Nemotron-Cascade: Scaling Cascaded Reinforcement Learning for General-Purpose Reasoning Models
Summary: arXiv:2512.13607v2 Announce Type: replace-cross
Building general-purpose reasoning models with reinforcement learning (RL) entails substantial cross-domain heterogeneity, including large variation in inference-time response lengths and verification latency. Such variability complicates the RL infrastructure, slows training, and makes training curriculum (e.g., response length extension) and hyperparameter selection challenging.
Introduction to Cascade RL
In this work, we propose cascaded domain-wise reinforcement learning (Cascade RL) to develop Nemotron-Cascade, capable of operating in both instruct and deep thinking modes, without any performance gap relative to a thinking-only counterpart. This innovative approach departs from conventional methodologies that blend heterogeneous prompts from different domains.
Key Features of Nemotron-Cascade
- Sequential, Domain-Wise RL: Cascade RL orchestrates a sequential approach, focusing on domain-specific reinforcement learning that reduces engineering complexity.
- State-of-the-Art Performance: The model delivers exceptional performance across a wide range of benchmarks, thanks to its specialized training approach.

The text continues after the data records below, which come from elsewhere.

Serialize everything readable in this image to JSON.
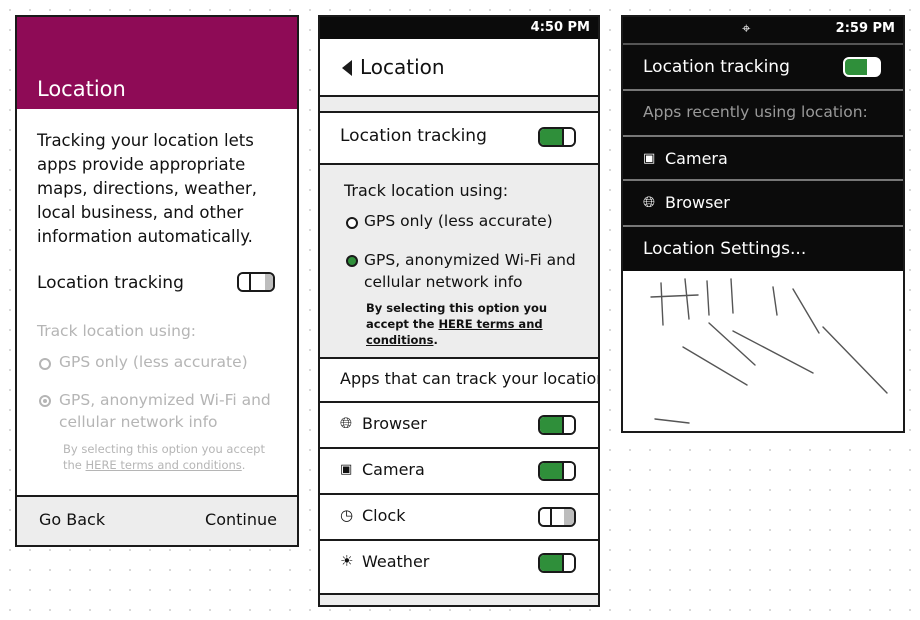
{
  "colors": {
    "header_magenta": "#8e0b56",
    "toggle_green": "#2f8f3a",
    "toggle_off_gray": "#bdbdbd",
    "dark_bg": "#0b0b0b",
    "light_panel": "#ededed",
    "disabled_text": "#b5b5b5"
  },
  "screen1": {
    "title": "Location",
    "description": "Tracking your location lets apps provide appropriate maps, directions, weather, local business, and other information automatically.",
    "tracking_label": "Location tracking",
    "tracking_on": false,
    "track_using_label": "Track location using:",
    "option_gps_only": "GPS only (less accurate)",
    "option_gps_wifi": "GPS, anonymized Wi-Fi and cellular network info",
    "accept_prefix": "By selecting this option you accept the",
    "accept_link": "HERE terms and conditions",
    "accept_suffix": ".",
    "go_back": "Go Back",
    "continue": "Continue"
  },
  "screen2": {
    "time": "4:50 PM",
    "back_icon": "triangle-left-icon",
    "title": "Location",
    "tracking_label": "Location tracking",
    "tracking_on": true,
    "track_using_label": "Track location using:",
    "option_gps_only": "GPS only (less accurate)",
    "option_gps_wifi": "GPS, anonymized Wi-Fi and cellular network info",
    "selected_option": "gps_wifi",
    "accept_prefix": "By selecting this option you accept the",
    "accept_link": "HERE terms and conditions",
    "accept_suffix": ".",
    "apps_header": "Apps that can track your location:",
    "apps": [
      {
        "name": "Browser",
        "icon": "globe-icon",
        "on": true
      },
      {
        "name": "Camera",
        "icon": "camera-icon",
        "on": true
      },
      {
        "name": "Clock",
        "icon": "clock-icon",
        "on": false
      },
      {
        "name": "Weather",
        "icon": "sun-cloud-icon",
        "on": true
      }
    ]
  },
  "screen3": {
    "status_icon": "location-target-icon",
    "time": "2:59 PM",
    "tracking_label": "Location tracking",
    "tracking_on": true,
    "recent_header": "Apps recently using location:",
    "recent_apps": [
      {
        "name": "Camera",
        "icon": "camera-icon"
      },
      {
        "name": "Browser",
        "icon": "globe-icon"
      }
    ],
    "settings_link": "Location Settings..."
  }
}
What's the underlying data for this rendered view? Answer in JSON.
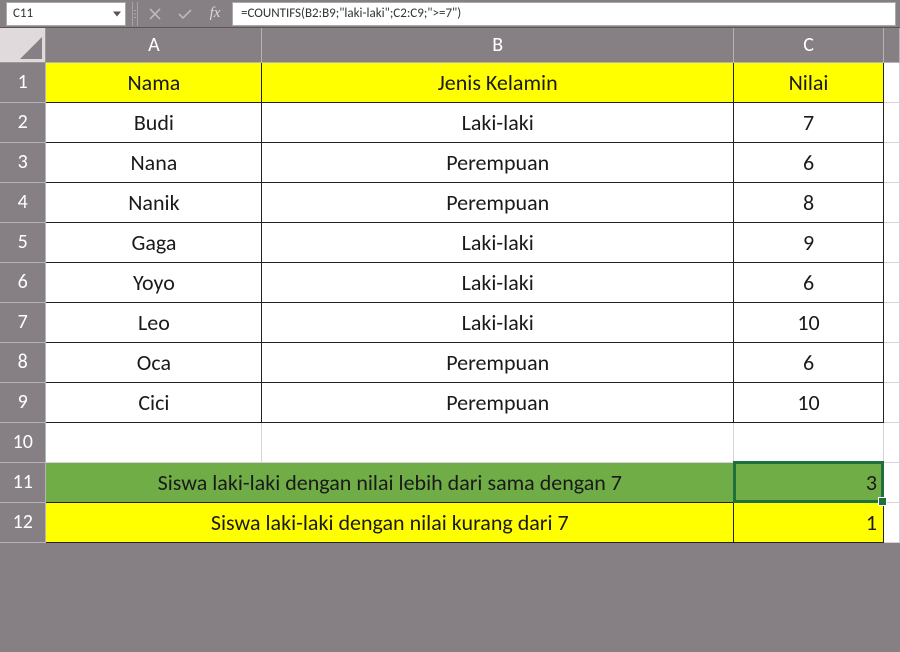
{
  "nameBox": "C11",
  "formula": "=COUNTIFS(B2:B9;\"laki-laki\";C2:C9;\">=7\")",
  "fxLabel": "fx",
  "columns": [
    "A",
    "B",
    "C"
  ],
  "rowNumbers": [
    "1",
    "2",
    "3",
    "4",
    "5",
    "6",
    "7",
    "8",
    "9",
    "10",
    "11",
    "12"
  ],
  "header": {
    "A": "Nama",
    "B": "Jenis Kelamin",
    "C": "Nilai"
  },
  "rows": [
    {
      "A": "Budi",
      "B": "Laki-laki",
      "C": "7"
    },
    {
      "A": "Nana",
      "B": "Perempuan",
      "C": "6"
    },
    {
      "A": "Nanik",
      "B": "Perempuan",
      "C": "8"
    },
    {
      "A": "Gaga",
      "B": "Laki-laki",
      "C": "9"
    },
    {
      "A": "Yoyo",
      "B": "Laki-laki",
      "C": "6"
    },
    {
      "A": "Leo",
      "B": "Laki-laki",
      "C": "10"
    },
    {
      "A": "Oca",
      "B": "Perempuan",
      "C": "6"
    },
    {
      "A": "Cici",
      "B": "Perempuan",
      "C": "10"
    }
  ],
  "summary": {
    "row11": {
      "label": "Siswa laki-laki dengan nilai lebih dari sama dengan 7",
      "value": "3"
    },
    "row12": {
      "label": "Siswa laki-laki dengan nilai kurang dari 7",
      "value": "1"
    }
  },
  "colors": {
    "headerBg": "#ffff00",
    "greenRow": "#70ad47",
    "yellowRow": "#ffff00",
    "selectionOutline": "#1f6f3f"
  },
  "chart_data": {
    "type": "table",
    "title": "",
    "columns": [
      "Nama",
      "Jenis Kelamin",
      "Nilai"
    ],
    "rows": [
      [
        "Budi",
        "Laki-laki",
        7
      ],
      [
        "Nana",
        "Perempuan",
        6
      ],
      [
        "Nanik",
        "Perempuan",
        8
      ],
      [
        "Gaga",
        "Laki-laki",
        9
      ],
      [
        "Yoyo",
        "Laki-laki",
        6
      ],
      [
        "Leo",
        "Laki-laki",
        10
      ],
      [
        "Oca",
        "Perempuan",
        6
      ],
      [
        "Cici",
        "Perempuan",
        10
      ]
    ],
    "aggregates": [
      {
        "label": "Siswa laki-laki dengan nilai lebih dari sama dengan 7",
        "value": 3
      },
      {
        "label": "Siswa laki-laki dengan nilai kurang dari 7",
        "value": 1
      }
    ]
  }
}
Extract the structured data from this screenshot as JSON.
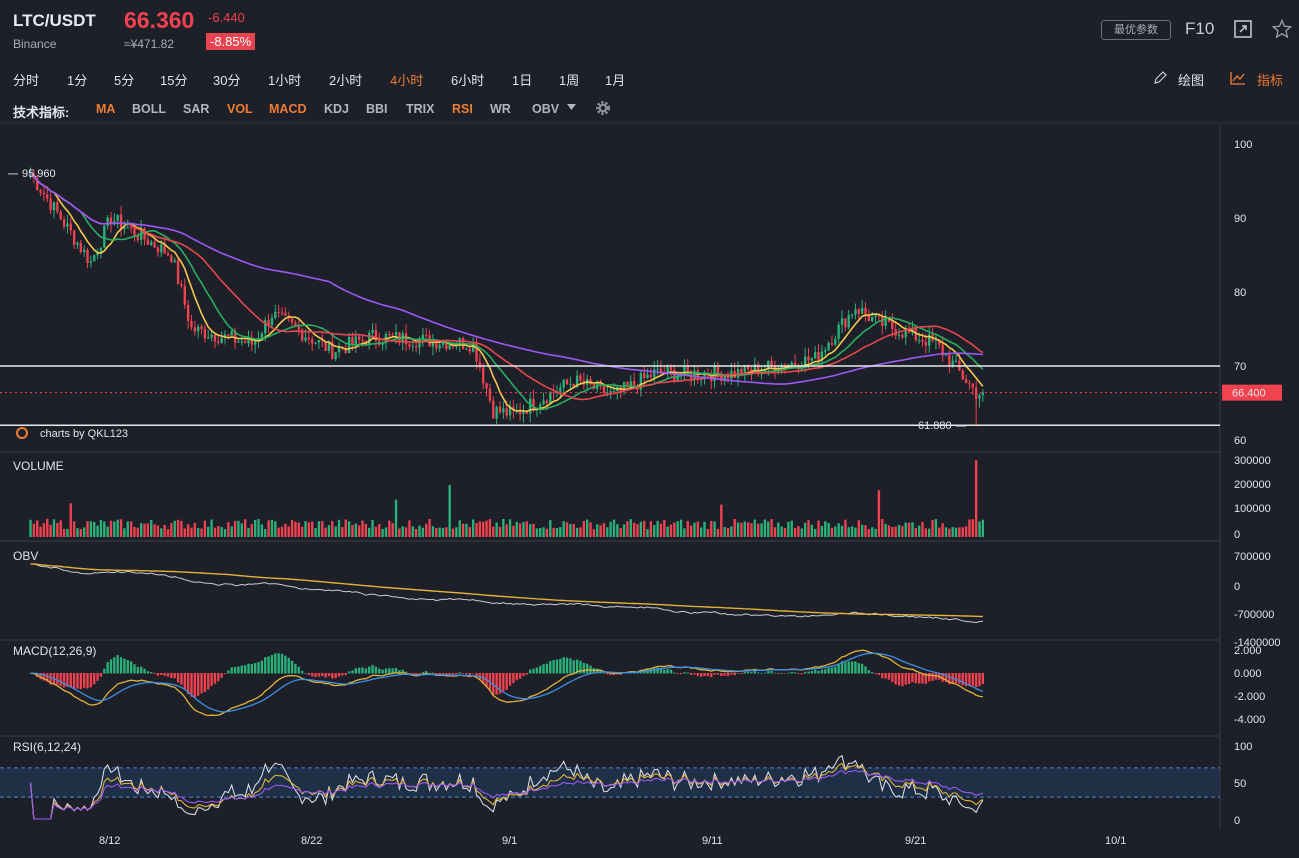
{
  "header": {
    "symbol": "LTC/USDT",
    "exchange": "Binance",
    "price": "66.360",
    "change": "-6.440",
    "cny": "≈¥471.82",
    "change_pct": "-8.85%",
    "best_params_label": "最优参数",
    "f10_label": "F10"
  },
  "periods": [
    "分时",
    "1分",
    "5分",
    "15分",
    "30分",
    "1小时",
    "2小时",
    "4小时",
    "6小时",
    "1日",
    "1周",
    "1月"
  ],
  "active_period": "4小时",
  "tools": {
    "draw_label": "绘图",
    "indicator_label": "指标"
  },
  "indicators": {
    "label": "技术指标:",
    "items": [
      {
        "name": "MA",
        "active": true
      },
      {
        "name": "BOLL",
        "active": false
      },
      {
        "name": "SAR",
        "active": false
      },
      {
        "name": "VOL",
        "active": true
      },
      {
        "name": "MACD",
        "active": true
      },
      {
        "name": "KDJ",
        "active": false
      },
      {
        "name": "BBI",
        "active": false
      },
      {
        "name": "TRIX",
        "active": false
      },
      {
        "name": "RSI",
        "active": true
      },
      {
        "name": "WR",
        "active": false
      },
      {
        "name": "OBV",
        "active": false
      }
    ]
  },
  "chart": {
    "price_axis": [
      "100",
      "90",
      "80",
      "70",
      "60"
    ],
    "high_label": "95.960",
    "low_label": "61.880",
    "last_price_tag": "66.400",
    "watermark": "charts by QKL123",
    "date_axis": [
      "8/12",
      "8/22",
      "9/1",
      "9/11",
      "9/21",
      "10/1"
    ],
    "volume_title": "VOLUME",
    "volume_axis": [
      "300000",
      "200000",
      "100000",
      "0"
    ],
    "obv_title": "OBV",
    "obv_axis": [
      "700000",
      "0",
      "-700000",
      "-1400000"
    ],
    "macd_title": "MACD(12,26,9)",
    "macd_axis": [
      "2.000",
      "0.000",
      "-2.000",
      "-4.000"
    ],
    "rsi_title": "RSI(6,12,24)",
    "rsi_axis": [
      "100",
      "50",
      "0"
    ],
    "colors": {
      "up": "#2ab27b",
      "down": "#f0424f",
      "ma_fast": "#f2c94c",
      "ma_mid": "#27ae60",
      "ma_slow": "#e5484d",
      "ma_long": "#9b59f6",
      "accent": "#ef7d32"
    }
  },
  "chart_data": {
    "type": "candlestick",
    "symbol": "LTC/USDT",
    "interval": "4小时",
    "x_dates": [
      "8/12",
      "8/22",
      "9/1",
      "9/11",
      "9/21",
      "10/1"
    ],
    "price_range": [
      60,
      100
    ],
    "price_keypoints": [
      {
        "date": "8/8",
        "close": 95.96
      },
      {
        "date": "8/11",
        "close": 84
      },
      {
        "date": "8/12",
        "close": 90
      },
      {
        "date": "8/15",
        "close": 85
      },
      {
        "date": "8/16",
        "close": 75
      },
      {
        "date": "8/19",
        "close": 73
      },
      {
        "date": "8/20",
        "close": 77
      },
      {
        "date": "8/23",
        "close": 72
      },
      {
        "date": "8/25",
        "close": 74
      },
      {
        "date": "8/30",
        "close": 73
      },
      {
        "date": "8/31",
        "close": 64
      },
      {
        "date": "9/1",
        "close": 63.5
      },
      {
        "date": "9/4",
        "close": 68
      },
      {
        "date": "9/6",
        "close": 66
      },
      {
        "date": "9/8",
        "close": 69
      },
      {
        "date": "9/12",
        "close": 69
      },
      {
        "date": "9/16",
        "close": 71
      },
      {
        "date": "9/18",
        "close": 78
      },
      {
        "date": "9/19",
        "close": 76
      },
      {
        "date": "9/22",
        "close": 73
      },
      {
        "date": "9/24",
        "close": 66.4
      }
    ],
    "horizontal_levels": [
      70,
      62
    ],
    "high": 95.96,
    "low": 61.88,
    "last": 66.4,
    "volume_range": [
      0,
      300000
    ],
    "obv_range": [
      -1400000,
      700000
    ],
    "macd_range": [
      -4,
      2
    ],
    "rsi_range": [
      0,
      100
    ],
    "rsi_band": [
      30,
      70
    ]
  }
}
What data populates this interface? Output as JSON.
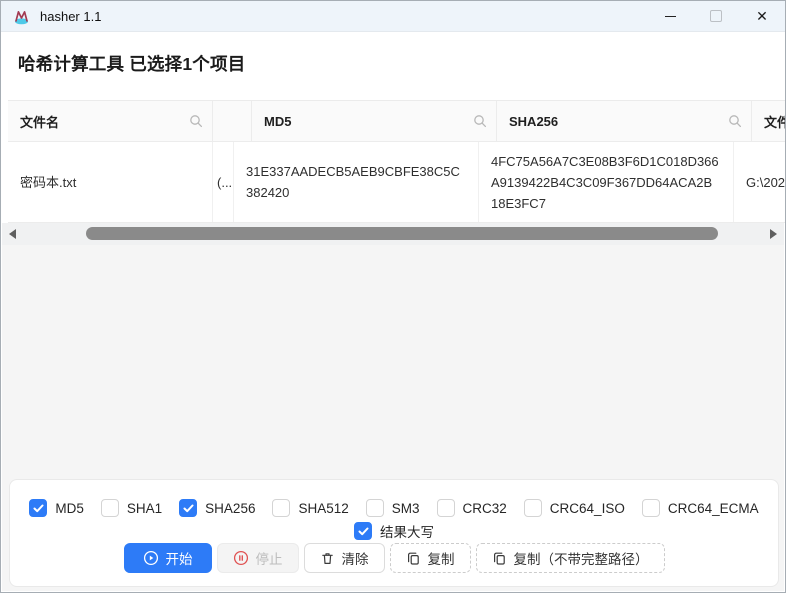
{
  "titlebar": {
    "app_title": "hasher 1.1"
  },
  "header": {
    "title": "哈希计算工具 已选择1个项目"
  },
  "table": {
    "columns": [
      {
        "label": "文件名"
      },
      {
        "label": ""
      },
      {
        "label": "MD5"
      },
      {
        "label": "SHA256"
      },
      {
        "label": "文件完"
      }
    ],
    "rows": [
      {
        "filename": "密码本.txt",
        "truncated_cell": "(...",
        "md5": "31E337AADECB5AEB9CBFE38C5C382420",
        "sha256": "4FC75A56A7C3E08B3F6D1C018D366A9139422B4C3C09F367DD64ACA2B18E3FC7",
        "path": "G:\\202"
      }
    ]
  },
  "options": {
    "algorithms": [
      {
        "label": "MD5",
        "checked": true
      },
      {
        "label": "SHA1",
        "checked": false
      },
      {
        "label": "SHA256",
        "checked": true
      },
      {
        "label": "SHA512",
        "checked": false
      },
      {
        "label": "SM3",
        "checked": false
      },
      {
        "label": "CRC32",
        "checked": false
      },
      {
        "label": "CRC64_ISO",
        "checked": false
      },
      {
        "label": "CRC64_ECMA",
        "checked": false
      }
    ],
    "uppercase": {
      "label": "结果大写",
      "checked": true
    }
  },
  "actions": {
    "start": "开始",
    "stop": "停止",
    "clear": "清除",
    "copy": "复制",
    "copy_no_path": "复制（不带完整路径）"
  },
  "icons": {
    "app": "hasher-logo",
    "search": "magnifier",
    "start": "play-circle",
    "stop": "pause-circle",
    "clear": "trash",
    "copy": "duplicate-squares",
    "checked": "checkmark",
    "minimize": "−",
    "maximize": "□",
    "close": "✕",
    "scroll_left": "◀",
    "scroll_right": "▶"
  },
  "colors": {
    "accent": "#2d7bf7",
    "stop_icon_red": "#e05252",
    "titlebar_bg": "#eef4fa",
    "scroll_thumb": "#8a8a8a"
  }
}
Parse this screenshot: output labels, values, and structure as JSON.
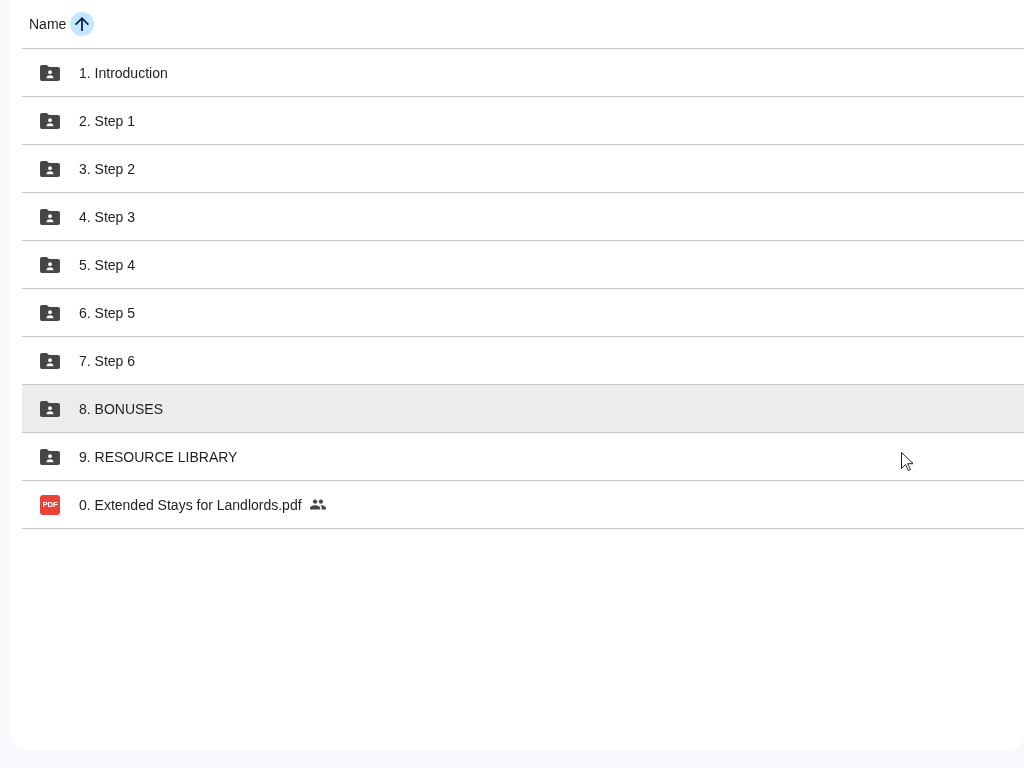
{
  "header": {
    "label": "Name",
    "ascending": true
  },
  "rows": [
    {
      "name": "1. Introduction",
      "kind": "shared_folder",
      "highlighted": false,
      "shared": false
    },
    {
      "name": "2. Step 1",
      "kind": "shared_folder",
      "highlighted": false,
      "shared": false
    },
    {
      "name": "3. Step 2",
      "kind": "shared_folder",
      "highlighted": false,
      "shared": false
    },
    {
      "name": "4. Step 3",
      "kind": "shared_folder",
      "highlighted": false,
      "shared": false
    },
    {
      "name": "5. Step 4",
      "kind": "shared_folder",
      "highlighted": false,
      "shared": false
    },
    {
      "name": "6. Step 5",
      "kind": "shared_folder",
      "highlighted": false,
      "shared": false
    },
    {
      "name": "7. Step 6",
      "kind": "shared_folder",
      "highlighted": false,
      "shared": false
    },
    {
      "name": "8. BONUSES",
      "kind": "shared_folder",
      "highlighted": true,
      "shared": false
    },
    {
      "name": "9. RESOURCE LIBRARY",
      "kind": "shared_folder",
      "highlighted": false,
      "shared": false
    },
    {
      "name": "0. Extended Stays for Landlords.pdf",
      "kind": "pdf",
      "badge": "PDF",
      "highlighted": false,
      "shared": true
    }
  ]
}
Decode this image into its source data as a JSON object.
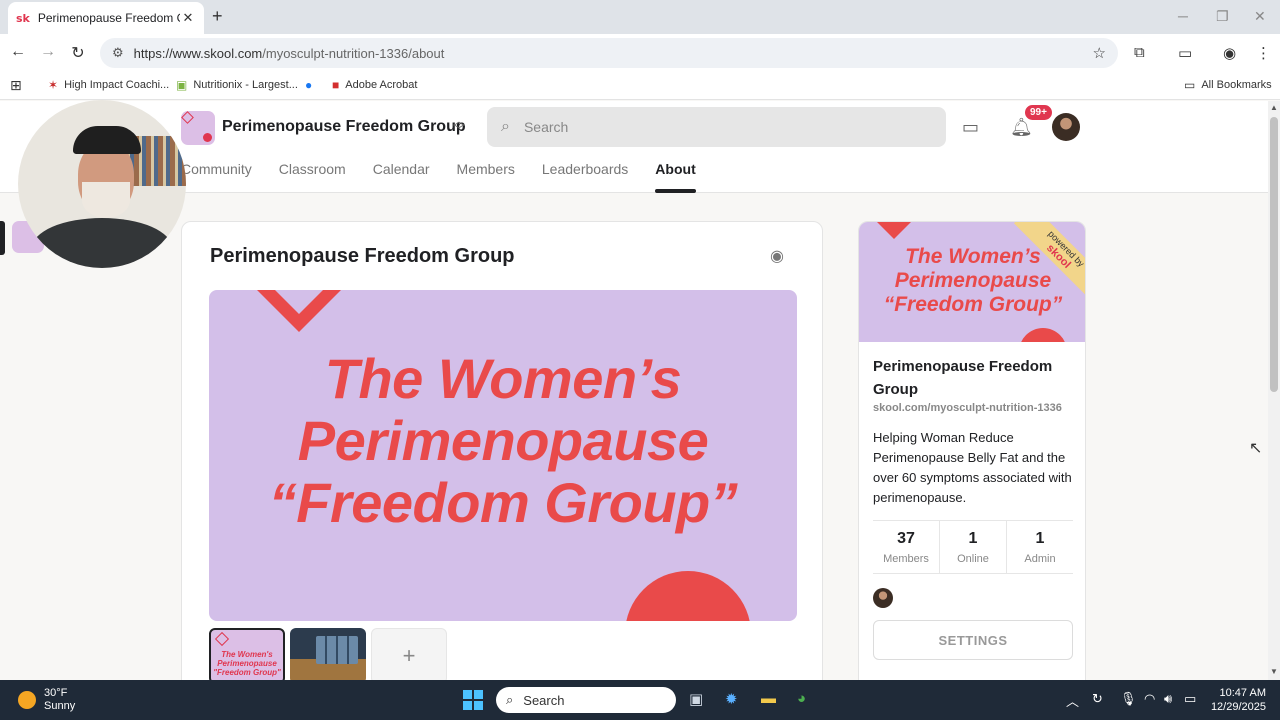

- Enhanced Reasoning Abilities: Utilizing Reinforcement Learning from Human Feedback (RLHF) for alignment as a pre-step significantly boosts the model’s reasoning capabilities beyond simple preference optimization.
- Robust Performance Maintenance: Subsequent domain-wise RLVR stages rarely degrade the benchmark performance achieved in earlier domains and may even lead to improvements.
Performance Metrics
Our 14B model, after undergoing reinforcement learning, outperforms its supervised fine-tuning (SFT) teacher, DeepSeek-R1-0528, on various benchmarks including LiveCodeBench v5, v6, and Pro. Additionally, it has achieved silver-medal performance in the prestigious 2025 International Olympiad in Informatics (IOI).
Conclusion and Future Work
Nemotron-Cascade represents a significant advancement in the creation of general-purpose reasoning models through the implementation of Cascade RL. By addressing the complexities associated with diverse domains and response characteristics, this model sets a new standard for performance and efficiency in reinforcement learning applications.
We are committed to transparency in our research and development process and will be sharing our training recipes and data methodologies to foster further exploration and advancements in the field.